Tori Nixon was 19 when she was diagnosed with acute lymphoblastic leukaemia and she underwent six months of intense treatment at Addenbrooke’s Hospital in Cambridge.
Now 21, she is in complete remission and earlier this month spent four days sailing from the Isle of Wight with the charity.
“After my treatment I was super fatigued, I couldn’t really walk longer than ten minutes. It’s taken a huge toll on my body and even now I still have to be careful how I spend my energy,” she said.
“The sailing trip has been great because it’s pushed me to my limit but without going over it. I was kept very isolated throughout my treatment as it was during COVID, so it’s been great to finally meet people with the same life experiences.”
She was among a group of 21 young people who sailed around the Solent with the trust.
“I was anxious no-one would like me or that I would struggle to make friends, but it wasn’t like that at all.
We all instantly connected and I felt like a really valued member of the crew.
“My friends at home have all been very supportive but I do feel there is a lack of understanding. I think you can only really understand if you’ve been through it yourself.
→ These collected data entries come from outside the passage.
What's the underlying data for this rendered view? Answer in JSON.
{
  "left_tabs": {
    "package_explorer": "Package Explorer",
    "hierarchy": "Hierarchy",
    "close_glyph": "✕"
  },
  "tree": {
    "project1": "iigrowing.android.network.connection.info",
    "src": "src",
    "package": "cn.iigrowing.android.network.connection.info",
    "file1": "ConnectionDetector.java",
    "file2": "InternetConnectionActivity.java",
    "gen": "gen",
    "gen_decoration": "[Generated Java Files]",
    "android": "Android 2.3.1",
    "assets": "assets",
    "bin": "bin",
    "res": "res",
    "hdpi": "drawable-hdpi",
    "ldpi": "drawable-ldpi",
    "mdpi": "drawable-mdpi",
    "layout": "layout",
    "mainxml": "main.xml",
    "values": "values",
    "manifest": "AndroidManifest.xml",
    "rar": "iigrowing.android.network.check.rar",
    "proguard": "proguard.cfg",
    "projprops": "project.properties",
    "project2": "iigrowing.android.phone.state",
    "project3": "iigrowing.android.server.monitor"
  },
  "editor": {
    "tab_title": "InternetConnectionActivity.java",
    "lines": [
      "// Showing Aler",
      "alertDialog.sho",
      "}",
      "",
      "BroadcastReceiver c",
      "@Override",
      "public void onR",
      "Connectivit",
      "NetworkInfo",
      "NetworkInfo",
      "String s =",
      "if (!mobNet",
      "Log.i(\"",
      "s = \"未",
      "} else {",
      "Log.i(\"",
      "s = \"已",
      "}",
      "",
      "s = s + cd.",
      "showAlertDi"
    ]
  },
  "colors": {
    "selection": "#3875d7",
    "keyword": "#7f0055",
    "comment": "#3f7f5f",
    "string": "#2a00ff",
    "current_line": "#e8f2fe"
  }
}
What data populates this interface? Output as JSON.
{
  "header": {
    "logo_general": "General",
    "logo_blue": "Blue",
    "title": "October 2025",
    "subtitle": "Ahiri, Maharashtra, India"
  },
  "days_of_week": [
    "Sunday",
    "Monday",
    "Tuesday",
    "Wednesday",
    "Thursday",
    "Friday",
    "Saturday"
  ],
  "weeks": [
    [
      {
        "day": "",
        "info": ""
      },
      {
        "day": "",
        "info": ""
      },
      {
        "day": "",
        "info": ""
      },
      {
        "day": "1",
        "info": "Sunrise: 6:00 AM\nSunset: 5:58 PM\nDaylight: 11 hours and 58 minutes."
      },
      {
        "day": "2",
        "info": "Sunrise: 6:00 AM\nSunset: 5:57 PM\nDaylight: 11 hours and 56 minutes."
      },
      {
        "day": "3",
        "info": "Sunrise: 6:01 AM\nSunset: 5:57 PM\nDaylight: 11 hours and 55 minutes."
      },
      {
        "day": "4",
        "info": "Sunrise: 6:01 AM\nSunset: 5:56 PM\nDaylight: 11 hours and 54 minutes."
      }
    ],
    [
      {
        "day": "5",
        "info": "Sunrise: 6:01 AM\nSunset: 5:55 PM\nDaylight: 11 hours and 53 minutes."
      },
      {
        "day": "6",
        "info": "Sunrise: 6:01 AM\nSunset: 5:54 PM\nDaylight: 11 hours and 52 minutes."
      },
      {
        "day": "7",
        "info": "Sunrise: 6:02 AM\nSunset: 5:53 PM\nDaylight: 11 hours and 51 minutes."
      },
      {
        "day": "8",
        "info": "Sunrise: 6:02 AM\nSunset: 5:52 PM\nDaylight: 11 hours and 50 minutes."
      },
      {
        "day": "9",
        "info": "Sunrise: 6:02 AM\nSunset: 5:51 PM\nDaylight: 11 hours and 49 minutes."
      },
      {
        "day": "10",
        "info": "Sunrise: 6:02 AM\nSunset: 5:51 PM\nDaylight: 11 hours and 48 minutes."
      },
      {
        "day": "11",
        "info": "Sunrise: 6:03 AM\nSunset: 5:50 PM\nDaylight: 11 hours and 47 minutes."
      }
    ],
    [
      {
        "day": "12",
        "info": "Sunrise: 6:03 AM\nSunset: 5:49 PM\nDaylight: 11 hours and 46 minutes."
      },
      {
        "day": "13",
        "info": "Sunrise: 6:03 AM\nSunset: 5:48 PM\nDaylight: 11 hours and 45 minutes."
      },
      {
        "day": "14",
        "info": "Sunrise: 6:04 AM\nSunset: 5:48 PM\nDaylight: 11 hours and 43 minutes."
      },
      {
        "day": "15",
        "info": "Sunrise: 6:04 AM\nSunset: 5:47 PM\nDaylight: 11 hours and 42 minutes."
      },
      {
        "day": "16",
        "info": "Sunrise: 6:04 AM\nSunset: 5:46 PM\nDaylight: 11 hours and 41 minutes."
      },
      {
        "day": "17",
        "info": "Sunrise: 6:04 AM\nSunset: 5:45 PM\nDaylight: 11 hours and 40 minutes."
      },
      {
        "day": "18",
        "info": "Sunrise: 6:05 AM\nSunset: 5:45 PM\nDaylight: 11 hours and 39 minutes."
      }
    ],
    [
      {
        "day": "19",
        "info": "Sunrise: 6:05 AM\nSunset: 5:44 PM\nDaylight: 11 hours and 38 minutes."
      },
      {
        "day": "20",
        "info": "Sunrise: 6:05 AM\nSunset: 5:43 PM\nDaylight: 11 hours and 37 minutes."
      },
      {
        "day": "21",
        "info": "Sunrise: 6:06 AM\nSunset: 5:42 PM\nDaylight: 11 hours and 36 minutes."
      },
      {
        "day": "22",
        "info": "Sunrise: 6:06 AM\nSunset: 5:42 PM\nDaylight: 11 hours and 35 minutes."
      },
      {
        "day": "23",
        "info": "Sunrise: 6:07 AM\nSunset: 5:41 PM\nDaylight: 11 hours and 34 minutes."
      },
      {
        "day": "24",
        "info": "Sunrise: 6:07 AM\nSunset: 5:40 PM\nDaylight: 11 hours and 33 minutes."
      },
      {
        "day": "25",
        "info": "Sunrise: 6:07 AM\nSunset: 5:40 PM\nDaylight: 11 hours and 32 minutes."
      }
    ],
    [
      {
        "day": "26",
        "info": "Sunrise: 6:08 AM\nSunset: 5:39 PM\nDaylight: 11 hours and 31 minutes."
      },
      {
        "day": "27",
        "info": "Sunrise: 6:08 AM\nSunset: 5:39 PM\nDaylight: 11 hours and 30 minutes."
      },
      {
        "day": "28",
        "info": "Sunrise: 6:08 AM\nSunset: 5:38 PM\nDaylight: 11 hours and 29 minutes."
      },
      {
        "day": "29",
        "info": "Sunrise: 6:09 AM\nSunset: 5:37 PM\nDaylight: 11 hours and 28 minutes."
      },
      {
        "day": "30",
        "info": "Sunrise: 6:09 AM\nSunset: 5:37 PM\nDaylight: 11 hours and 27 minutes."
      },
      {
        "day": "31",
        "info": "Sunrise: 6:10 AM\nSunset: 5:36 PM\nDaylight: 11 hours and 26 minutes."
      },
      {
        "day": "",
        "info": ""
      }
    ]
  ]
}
I feel so much better about myself now.”
The trust offers sailing and outdoor activities to encourage young people to meet others who have had similar experiences.
It can often be the first time a young person has been away from home and also means they don’t feel like ‘the only one.’
“After treatment I thought I had lost all my ambition, but this has really helped me feel like myself again and realise my dreams are actually still there and I can achieve anything,” said Tori.
The Ellen MacArthur Cancer Trust was founded by the record-breaking yachtswoman Dame Ellen MacArthur in 2003.
“Sailing is just the vehicle. On the boat some magic happens. It’s not really the sailing or the water, but the environment being on a boat creates,” she said.